Damit ist nicht gemeint, dass jetzt alle plötzlich diesen einen ewig rauf- und runtergenudelten Popsong wieder hören wollen. Das vielleicht auch, wenn keiner mehr schläft, kann man meinetwegen auch die ganze Nacht Popsongs aus den 90ern hören und ein Glas warme Milch dazu trinken. Oder kalte. Oder gar keine. Darum geht es nicht. Google zeigt, dass derzeit wie noch nie nach Schlaflosigkeit und fehlendem Einschlafen gesucht wird. Also nicht, dass man genau das suchen würde, das hat man ja schon. Vielmehr geht es um Tipps zum Einschlafen via Google.

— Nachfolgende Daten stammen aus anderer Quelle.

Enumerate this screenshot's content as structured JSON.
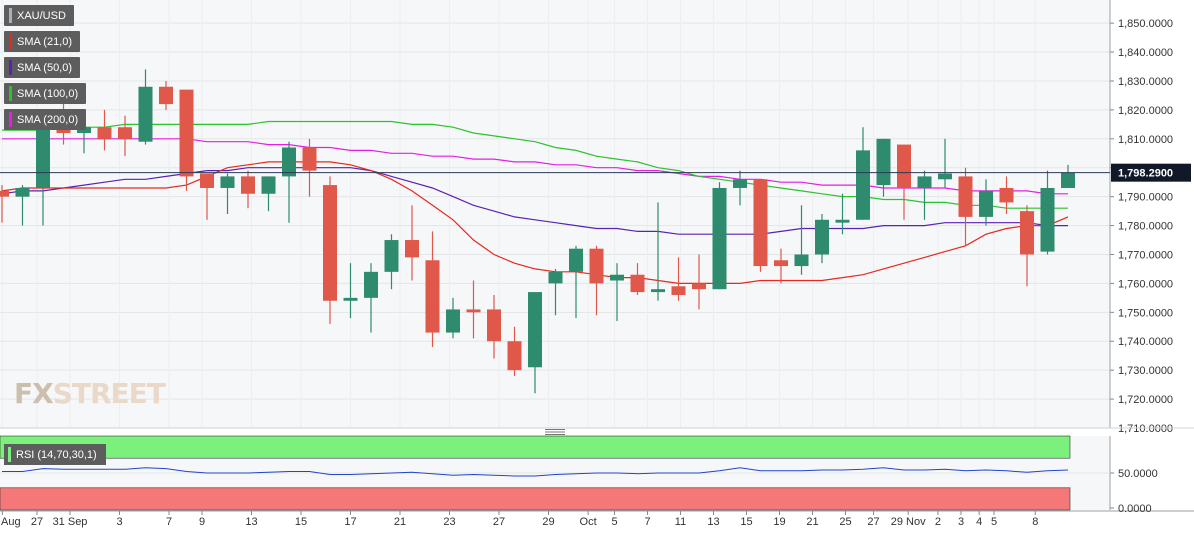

Nun hätte ich schon den einen oder anderen Tipp zum Einschlafen mittels langweiliger Popsongs oder meinetwegen auch übers Bett springender Schäfchen zu bieten, aber das wäre jetzt zu banal.

So wie Google schon zu Zeiten der Schweinegrippe mit bestimmten Suchtrends eine Vorhersage zum Eintreffen der Grippe zum Beispiel in den USA treffen wollte, ist das Verfahren gerade auch erst wieder im Süden Chinas genutzt worden. Viel ungenauer als ein Antivirentest wird es auch nicht gewesen sein, wenn auch nicht auf die Person bezogen. Und man kann noch von Glück sagen, dass COVID-19 Symptome auslöst, die sich mit "ich habe einen kratzigen Hals" oder "ich kriege keine Luft" beschreiben lassen. Würden alle Google-Nutzer krankheitsbedingt "ich lächle" eingeben oder Symptome wie "ich komme zu spät zur Arbeit" googlen, wäre Trends ganz schön aufgeschmissen oder würde glückliche Städte mit Verkehrsstau als potentiell vergrippt markieren.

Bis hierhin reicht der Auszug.